Taylor Swift is the most scrutinized, celebrated and studied figure in pop culture. Kanye West and Beyoncé may give her a run for her money, but I digress.
Swift is still riding a killer wave from the release of her mega blockbuster album "1989," released last October. Her first purely pop attempt, "1989" was the best-selling album of 2014 and has sold over 8.5 million copies to date. Swift also made an impact earlier this year when she decided to pull her music off of streaming sites like Apple Music and Spotify, which put her fans in a difficult place. If you want to listen to "1989" without individually paying for it or illegally downloading it, you're out of luck. But prolific alt-country superstar Ryan Adams provides a compromise: a track-by-track cover of the album.
The hardest part of covering a song, let alone an entire album, is honoring the integrity of the original work, but still adding enough of one’s own style. Adams doesn't need to add anything new to "1989;" Swift has done all the work. Where Adams excels is reintroducing Swift’s songs and making them click for someone not used to her style. Even though you’re probably tired of “Shake It Off” after listening to it a million times on the radio, Adams's version is a stripped-down personal ode of self-preservation, and middle-schoolers will slow dance to it for years to come. Adams has to bring all of himself in order to expand Swift’s prowess as a songwriter, but this pseudo-partnership has lasting benefits for both parties.
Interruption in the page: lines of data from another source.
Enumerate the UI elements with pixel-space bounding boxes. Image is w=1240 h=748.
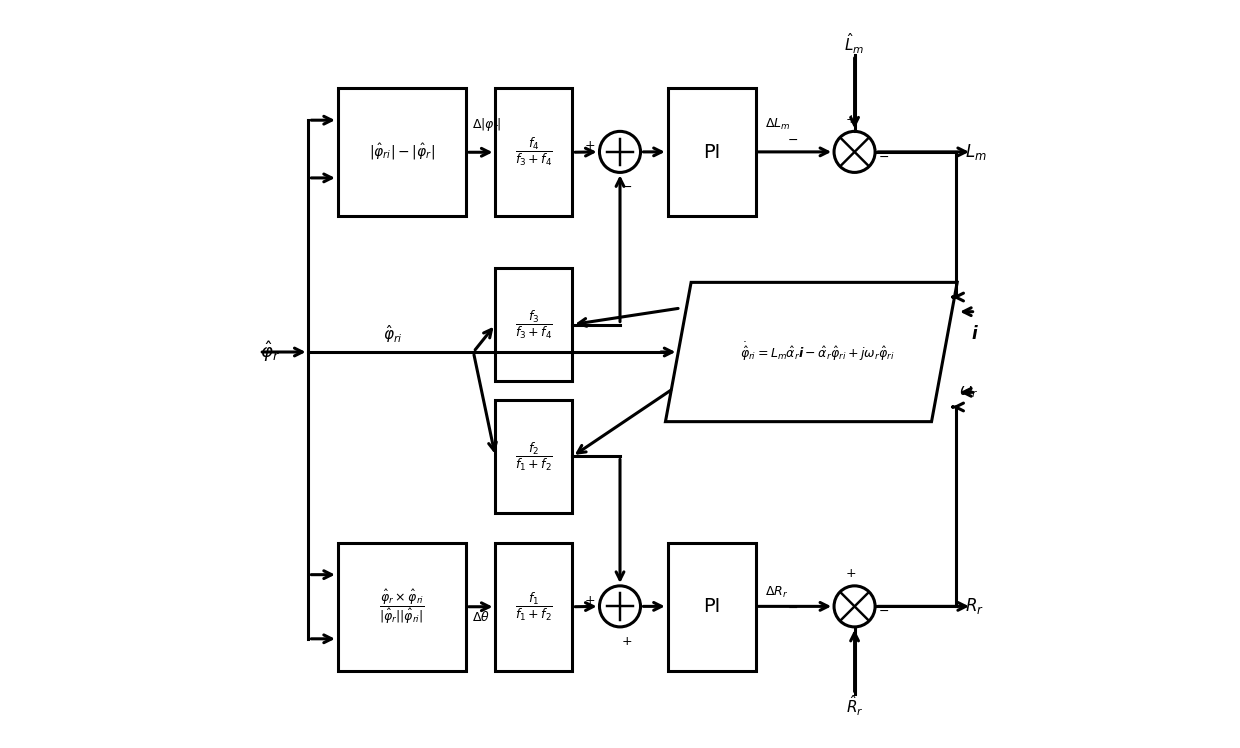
Text: $\dfrac{f_2}{f_1+f_2}$: $\dfrac{f_2}{f_1+f_2}$ — [515, 441, 553, 473]
Circle shape — [599, 132, 641, 173]
Text: $-$: $-$ — [787, 133, 799, 146]
Text: $\dfrac{\hat{\varphi}_r \times \hat{\varphi}_{ri}}{|\hat{\varphi}_r||\hat{\varph: $\dfrac{\hat{\varphi}_r \times \hat{\var… — [379, 588, 425, 626]
Text: $\omega_r$: $\omega_r$ — [960, 384, 980, 400]
Circle shape — [599, 586, 641, 627]
Text: $\hat{\varphi}_r$: $\hat{\varphi}_r$ — [259, 340, 279, 364]
Text: PI: PI — [703, 597, 720, 616]
Text: $+$: $+$ — [844, 112, 856, 126]
Text: $\Delta L_m$: $\Delta L_m$ — [765, 117, 791, 132]
Text: $-$: $-$ — [878, 150, 889, 162]
Text: $\hat{L}_m$: $\hat{L}_m$ — [844, 32, 864, 56]
Text: $+$: $+$ — [584, 594, 595, 607]
Text: $\hat{\varphi}_{ri}$: $\hat{\varphi}_{ri}$ — [383, 322, 403, 345]
Text: $\Delta\theta$: $\Delta\theta$ — [472, 610, 490, 625]
Text: $|\hat{\varphi}_{ri}|-|\hat{\varphi}_r|$: $|\hat{\varphi}_{ri}|-|\hat{\varphi}_r|$ — [370, 142, 435, 162]
FancyBboxPatch shape — [337, 542, 466, 671]
FancyBboxPatch shape — [496, 399, 573, 513]
Text: $R_r$: $R_r$ — [965, 596, 983, 616]
Text: $\dfrac{f_4}{f_3+f_4}$: $\dfrac{f_4}{f_3+f_4}$ — [515, 136, 553, 168]
Polygon shape — [666, 283, 957, 422]
Text: $\dot{\hat{\varphi}}_{ri}=L_m\hat{\alpha}_r\boldsymbol{i}-\hat{\alpha}_r\hat{\va: $\dot{\hat{\varphi}}_{ri}=L_m\hat{\alpha… — [739, 340, 894, 364]
FancyBboxPatch shape — [496, 268, 573, 381]
Circle shape — [835, 132, 875, 173]
Text: $+$: $+$ — [620, 635, 632, 648]
Text: $\Delta R_r$: $\Delta R_r$ — [765, 585, 789, 600]
Text: $\hat{R}_r$: $\hat{R}_r$ — [846, 693, 863, 717]
Text: $-$: $-$ — [620, 180, 631, 193]
Text: $+$: $+$ — [844, 567, 856, 580]
Text: $-$: $-$ — [787, 601, 799, 613]
Text: $+$: $+$ — [584, 139, 595, 153]
Text: $L_m$: $L_m$ — [965, 142, 986, 162]
Circle shape — [835, 586, 875, 627]
FancyBboxPatch shape — [496, 88, 573, 216]
Text: $-$: $-$ — [878, 604, 889, 617]
Text: PI: PI — [703, 143, 720, 162]
Text: $\Delta|\varphi_r|$: $\Delta|\varphi_r|$ — [472, 116, 501, 133]
FancyBboxPatch shape — [667, 542, 755, 671]
FancyBboxPatch shape — [667, 88, 755, 216]
FancyBboxPatch shape — [337, 88, 466, 216]
Text: $\dfrac{f_1}{f_1+f_2}$: $\dfrac{f_1}{f_1+f_2}$ — [515, 591, 553, 623]
Text: $\dfrac{f_3}{f_3+f_4}$: $\dfrac{f_3}{f_3+f_4}$ — [515, 308, 553, 340]
Text: $\boldsymbol{i}$: $\boldsymbol{i}$ — [971, 325, 980, 343]
FancyBboxPatch shape — [496, 542, 573, 671]
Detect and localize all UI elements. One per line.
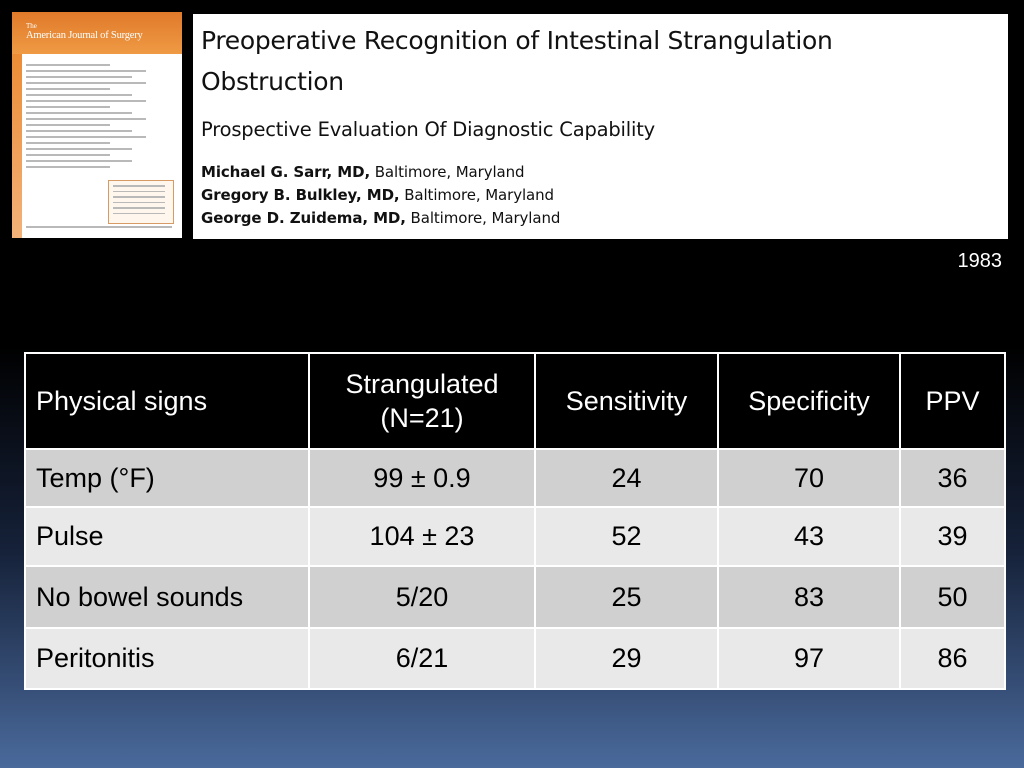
cell-specificity: 70 [717,448,901,508]
cell-sign: No bowel sounds [24,565,310,629]
header-strangulated-text: Strangulated (N=21) [345,369,499,433]
header-physical-signs: Physical signs [24,352,310,450]
cover-info-box [108,180,174,224]
paper-header: Preoperative Recognition of Intestinal S… [193,14,1008,239]
cell-sensitivity: 52 [534,506,719,567]
author-3-location: Baltimore, Maryland [410,209,561,227]
cover-journal-title: American Journal of Surgery [26,30,143,41]
author-2-name: Gregory B. Bulkley, MD, [201,186,400,204]
publication-year: 1983 [957,250,1003,272]
table-row: No bowel sounds 5/20 25 83 50 [24,565,1006,629]
cell-specificity: 97 [717,627,901,690]
author-2: Gregory B. Bulkley, MD, Baltimore, Maryl… [201,184,1008,207]
cell-sensitivity: 29 [534,627,719,690]
cell-sensitivity: 24 [534,448,719,508]
table-row: Peritonitis 6/21 29 97 86 [24,627,1006,690]
table-row: Temp (°F) 99 ± 0.9 24 70 36 [24,448,1006,508]
paper-title-line-2: Obstruction [201,67,344,96]
cell-sign: Peritonitis [24,627,310,690]
cell-specificity: 43 [717,506,901,567]
cell-sensitivity: 25 [534,565,719,629]
cell-ppv: 39 [899,506,1006,567]
cell-sign: Pulse [24,506,310,567]
cell-strangulated: 104 ± 23 [308,506,536,567]
cell-strangulated: 99 ± 0.9 [308,448,536,508]
paper-subtitle: Prospective Evaluation Of Diagnostic Cap… [201,118,655,141]
cover-side-stripe [12,54,22,238]
cell-sign: Temp (°F) [24,448,310,508]
cover-orange-band [12,12,182,54]
author-1: Michael G. Sarr, MD, Baltimore, Maryland [201,161,1008,184]
cover-the: The [26,22,37,30]
table-row: Pulse 104 ± 23 52 43 39 [24,506,1006,567]
cover-contents-lines [26,64,146,172]
author-2-location: Baltimore, Maryland [404,186,554,204]
author-3: George D. Zuidema, MD, Baltimore, Maryla… [201,207,1008,230]
cell-strangulated: 6/21 [308,627,536,690]
header-ppv: PPV [899,352,1006,450]
journal-cover-image: The American Journal of Surgery [12,12,182,238]
cell-ppv: 36 [899,448,1006,508]
paper-title-line-1: Preoperative Recognition of Intestinal S… [201,26,833,55]
cell-ppv: 50 [899,565,1006,629]
author-3-name: George D. Zuidema, MD, [201,209,406,227]
cell-ppv: 86 [899,627,1006,690]
author-1-location: Baltimore, Maryland [374,163,525,181]
header-specificity: Specificity [717,352,901,450]
author-1-name: Michael G. Sarr, MD, [201,163,371,181]
header-strangulated: Strangulated (N=21) [308,352,536,450]
header-sensitivity: Sensitivity [534,352,719,450]
author-list: Michael G. Sarr, MD, Baltimore, Maryland… [201,161,1008,230]
cover-footer-line [26,226,172,228]
physical-signs-table: Physical signs Strangulated (N=21) Sensi… [24,352,1006,690]
table-header-row: Physical signs Strangulated (N=21) Sensi… [24,352,1006,450]
cell-specificity: 83 [717,565,901,629]
cell-strangulated: 5/20 [308,565,536,629]
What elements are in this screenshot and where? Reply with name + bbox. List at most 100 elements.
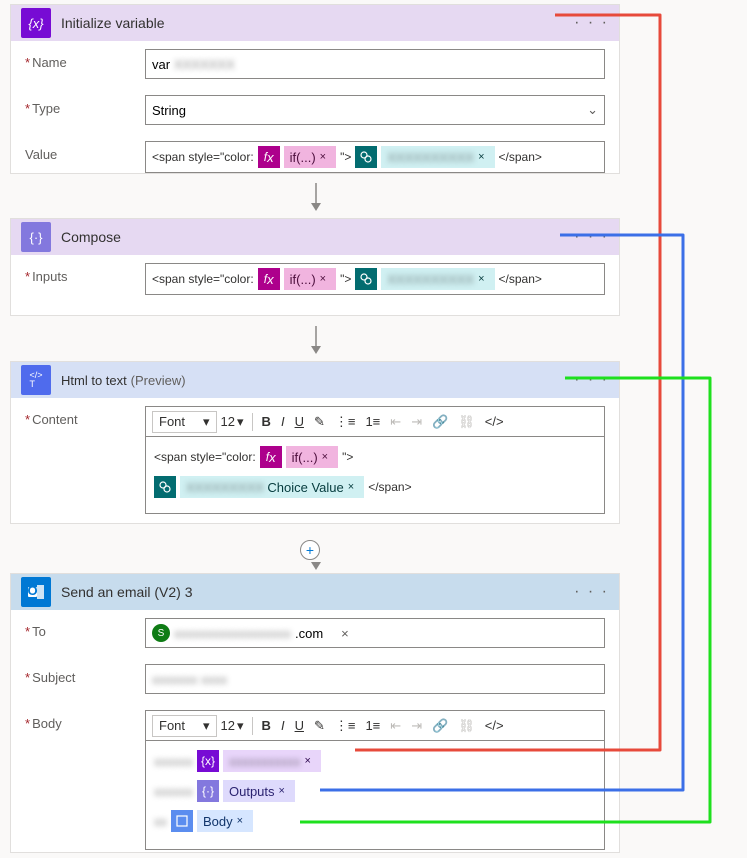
size-select[interactable]: 12▾ [217, 714, 248, 738]
outdent-icon[interactable]: ⇤ [385, 714, 406, 738]
card-header[interactable]: {x} Initialize variable · · · [11, 5, 619, 41]
token-if[interactable]: if(...)× [286, 446, 338, 468]
variable-icon: {x} [197, 750, 219, 772]
field-content[interactable]: <span style="color: fx if(...)× "> XXXXX… [145, 436, 605, 514]
token-sp-value[interactable]: XXXXXXXXXX× [381, 146, 494, 168]
link-icon[interactable]: 🔗 [427, 410, 453, 434]
type-value: String [152, 103, 186, 118]
label-value: Value [25, 141, 145, 162]
remove-icon[interactable]: × [320, 273, 326, 285]
italic-button[interactable]: I [276, 410, 290, 434]
field-type[interactable]: String ⌄ [145, 95, 605, 125]
token-sp-value[interactable]: XXXXXXXXXX× [381, 268, 494, 290]
remove-icon[interactable]: × [237, 815, 243, 827]
pen-icon[interactable]: ✎ [309, 410, 330, 434]
field-name[interactable]: varXXXXXXX [145, 49, 605, 79]
size-select[interactable]: 12▾ [217, 410, 248, 434]
more-menu[interactable]: · · · [574, 228, 609, 246]
pen-icon[interactable]: ✎ [309, 714, 330, 738]
fx-icon: fx [260, 446, 282, 468]
label-inputs: Inputs [25, 263, 145, 284]
bold-button[interactable]: B [257, 714, 276, 738]
name-prefix: var [152, 57, 170, 72]
token-variable[interactable]: xxxxxxxxxxx× [223, 750, 321, 772]
field-subject[interactable]: xxxxxxx xxxx [145, 664, 605, 694]
number-list-icon[interactable]: 1≡ [360, 410, 385, 434]
subject-blur: xxxxxxx xxxx [152, 672, 227, 687]
card-header[interactable]: </>T Html to text (Preview) · · · [11, 362, 619, 398]
fx-icon: fx [258, 146, 280, 168]
remove-icon[interactable]: × [305, 755, 311, 767]
chevron-down-icon: ⌄ [587, 102, 598, 118]
person-icon: S [152, 624, 170, 642]
underline-button[interactable]: U [290, 714, 309, 738]
token-outputs[interactable]: Outputs× [223, 780, 295, 802]
code-view-icon[interactable]: </> [480, 410, 509, 434]
unlink-icon[interactable]: ⛓ [453, 410, 480, 434]
label-to: To [25, 618, 145, 639]
token-if[interactable]: if(...)× [284, 268, 336, 290]
bullet-list-icon[interactable]: ⋮≡ [330, 410, 361, 434]
field-value[interactable]: <span style="color: fx if(...)× "> XXXXX… [145, 141, 605, 173]
outdent-icon[interactable]: ⇤ [385, 410, 406, 434]
card-html-to-text: </>T Html to text (Preview) · · · Conten… [10, 361, 620, 524]
rich-text-toolbar: Font▾ 12▾ B I U ✎ ⋮≡ 1≡ ⇤ ⇥ 🔗 ⛓ </> [145, 406, 605, 436]
label-name: Name [25, 49, 145, 70]
card-title: Initialize variable [61, 15, 165, 31]
token-choice-value[interactable]: XXXXXXXXX Choice Value× [180, 476, 364, 498]
sharepoint-icon [154, 476, 176, 498]
inputs-span-open: <span style="color: [152, 268, 254, 290]
link-icon[interactable]: 🔗 [427, 714, 453, 738]
more-menu[interactable]: · · · [574, 14, 609, 32]
add-step-button[interactable]: + [300, 540, 320, 560]
font-select[interactable]: Font▾ [152, 411, 217, 433]
card-title: Html to text (Preview) [61, 372, 186, 388]
more-menu[interactable]: · · · [574, 583, 609, 601]
remove-icon[interactable]: × [478, 151, 484, 163]
card-header[interactable]: {·} Compose · · · [11, 219, 619, 255]
compose-icon: {·} [197, 780, 219, 802]
rich-text-toolbar: Font▾ 12▾ B I U ✎ ⋮≡ 1≡ ⇤ ⇥ 🔗 ⛓ </> [145, 710, 605, 740]
underline-button[interactable]: U [290, 410, 309, 434]
bold-button[interactable]: B [257, 410, 276, 434]
remove-icon[interactable]: × [348, 481, 354, 493]
remove-icon[interactable]: × [320, 151, 326, 163]
value-quote-gt: "> [340, 146, 351, 168]
sharepoint-icon [355, 146, 377, 168]
svg-text:O: O [27, 583, 37, 598]
card-compose: {·} Compose · · · Inputs <span style="co… [10, 218, 620, 316]
label-body: Body [25, 710, 145, 731]
indent-icon[interactable]: ⇥ [406, 410, 427, 434]
card-title: Compose [61, 229, 121, 245]
token-if[interactable]: if(...)× [284, 146, 336, 168]
remove-icon[interactable]: × [279, 785, 285, 797]
label-subject: Subject [25, 664, 145, 685]
html-icon: </>T [21, 365, 51, 395]
token-body[interactable]: Body× [197, 810, 253, 832]
card-initialize-variable: {x} Initialize variable · · · Name varXX… [10, 4, 620, 174]
number-list-icon[interactable]: 1≡ [360, 714, 385, 738]
body-text-3: xx [154, 814, 167, 829]
to-blur: xxxxxxxxxxxxxxxxxx [174, 626, 291, 641]
flow-arrow [306, 326, 326, 359]
outlook-icon: O [21, 577, 51, 607]
more-menu[interactable]: · · · [574, 371, 609, 389]
to-suffix: .com [295, 626, 323, 641]
font-select[interactable]: Font▾ [152, 715, 217, 737]
card-header[interactable]: O Send an email (V2) 3 · · · [11, 574, 619, 610]
flow-arrow [306, 183, 326, 216]
field-inputs[interactable]: <span style="color: fx if(...)× "> XXXXX… [145, 263, 605, 295]
variable-icon: {x} [21, 8, 51, 38]
indent-icon[interactable]: ⇥ [406, 714, 427, 738]
italic-button[interactable]: I [276, 714, 290, 738]
bullet-list-icon[interactable]: ⋮≡ [330, 714, 361, 738]
unlink-icon[interactable]: ⛓ [453, 714, 480, 738]
field-to[interactable]: S xxxxxxxxxxxxxxxxxx .com × [145, 618, 605, 648]
remove-icon[interactable]: × [322, 451, 328, 463]
value-span-close: </span> [499, 146, 542, 168]
remove-recipient-icon[interactable]: × [341, 626, 349, 641]
field-body[interactable]: xxxxxx {x} xxxxxxxxxxx× xxxxxx {·} Outpu… [145, 740, 605, 850]
label-content: Content [25, 406, 145, 427]
code-view-icon[interactable]: </> [480, 714, 509, 738]
remove-icon[interactable]: × [478, 273, 484, 285]
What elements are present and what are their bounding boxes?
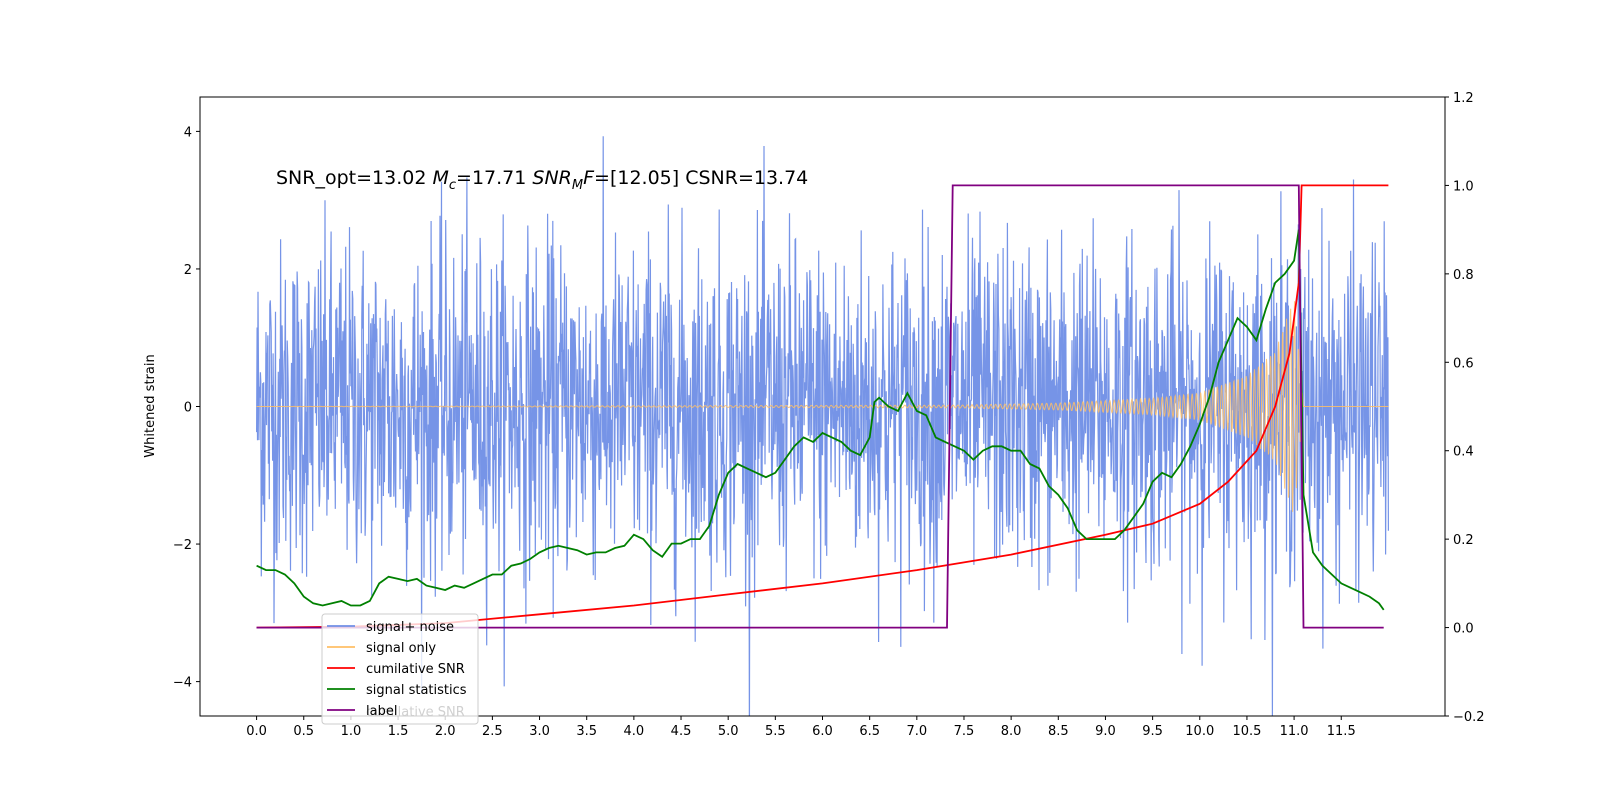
x-tick-label: 2.5 (482, 724, 503, 739)
right-y-tick-label: 0.8 (1453, 268, 1474, 283)
left-y-tick-label: 0 (184, 401, 192, 416)
annotation-mf-symbol: SNR (532, 167, 571, 189)
x-tick-label: 7.5 (954, 724, 975, 739)
annotation-mf-value: =[12.05] CSNR=13.74 (594, 167, 808, 189)
annotation-mc-value: =17.71 (456, 167, 532, 189)
x-tick-label: 4.5 (671, 724, 692, 739)
x-tick-label: 10.5 (1232, 724, 1261, 739)
x-tick-label: 9.0 (1095, 724, 1116, 739)
x-tick-label: 4.0 (624, 724, 645, 739)
x-tick-label: 9.5 (1142, 724, 1163, 739)
x-tick-label: 7.0 (906, 724, 927, 739)
x-tick-label: 2.0 (435, 724, 456, 739)
x-tick-label: 3.5 (576, 724, 597, 739)
legend-label: signal only (366, 641, 436, 656)
left-y-axis: −4 −2 0 2 4 (173, 125, 200, 691)
series-cumilative-snr-line (256, 184, 1389, 629)
left-y-tick-label: −2 (173, 538, 192, 553)
x-tick-label: 1.5 (388, 724, 409, 739)
annotation-mf-subscript: M (572, 178, 583, 193)
legend-label: label (366, 704, 397, 719)
right-y-axis: −0.2 0.0 0.2 0.4 0.6 0.8 1.0 1.2 (1445, 91, 1485, 725)
x-tick-label: 5.5 (765, 724, 786, 739)
legend-ghost-text: cumilative SNR (366, 705, 465, 720)
x-tick-label: 11.5 (1327, 724, 1356, 739)
legend-label: signal+ noise (366, 620, 454, 635)
annotation-mf-tail: F (583, 167, 595, 189)
right-y-tick-label: 0.6 (1453, 356, 1474, 371)
annotation-mc-subscript: c (449, 178, 456, 193)
x-tick-label: 6.5 (859, 724, 880, 739)
x-tick-label: 0.0 (246, 724, 267, 739)
series-signal-only-line (256, 301, 1389, 512)
annotation-mc-symbol: M (432, 167, 448, 189)
right-y-tick-label: 0.4 (1453, 445, 1474, 460)
left-y-tick-label: 4 (184, 125, 192, 140)
right-y-tick-label: 0.2 (1453, 533, 1474, 548)
series-label-line (256, 184, 1384, 629)
right-y-tick-label: 0.0 (1453, 622, 1474, 637)
x-axis: 0.0 0.5 1.0 1.5 2.0 2.5 3.0 3.5 4.0 4.5 5.0 5.5 6.0 6… (246, 716, 1356, 739)
x-tick-label: 11.0 (1280, 724, 1309, 739)
snr-annotation: SNR_opt=13.02 Mc=17.71 SNRMF=[12.05] CSN… (276, 167, 808, 193)
x-tick-label: 3.0 (529, 724, 550, 739)
series-signal-noise-line (256, 136, 1389, 716)
right-y-tick-label: 1.2 (1453, 91, 1474, 106)
x-tick-label: 10.0 (1185, 724, 1214, 739)
x-tick-label: 0.5 (293, 724, 314, 739)
left-y-tick-label: 2 (184, 263, 192, 278)
legend-box (321, 613, 479, 725)
series-signal-statistics-line (256, 229, 1385, 611)
x-tick-label: 6.0 (812, 724, 833, 739)
x-tick-label: 8.5 (1048, 724, 1069, 739)
legend-label: signal statistics (366, 683, 467, 698)
right-y-tick-label: 1.0 (1453, 179, 1474, 194)
legend: cumilative SNR signal+ noise signal only c… (321, 613, 479, 725)
x-tick-label: 5.0 (718, 724, 739, 739)
x-tick-label: 8.0 (1001, 724, 1022, 739)
left-y-tick-label: −4 (173, 676, 192, 691)
annotation-prefix: SNR_opt=13.02 (276, 167, 432, 189)
legend-label: cumilative SNR (366, 662, 465, 677)
series-layer (256, 136, 1389, 716)
x-tick-label: 1.0 (341, 724, 362, 739)
left-y-axis-label: Whitened strain (143, 354, 158, 457)
right-y-tick-label: −0.2 (1453, 710, 1485, 725)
Adams' alt-country sound should not scare anyone who defiles country music on a regular basis. The opening track “Welcome to New York” resembles Bruce Springsteen more than Ryan Adams. It’s a collage of a song with countless influences just in the one track, and it gives a good taste of what's to come. “Blank Space” benefits from soft vocals and strutting acoustic work to help give Swift’s lovely tune added dimension. Adams amplifies “Style” to eleven, and it will be a staple for your next top-down cross-country trip.
Ryan Adams’ and Taylor Swift’s versions of "1989" are polar opposites in sound and structure, so it's vital to listen to both iterations to get the whole picture. It's personal preference as to which is superior – Adams’ version could have an upper-hand in quality due to him and Swift’s presence in the album, but it is truly up to the listener to decide. If you loved the original "1989," take a chance on this new one.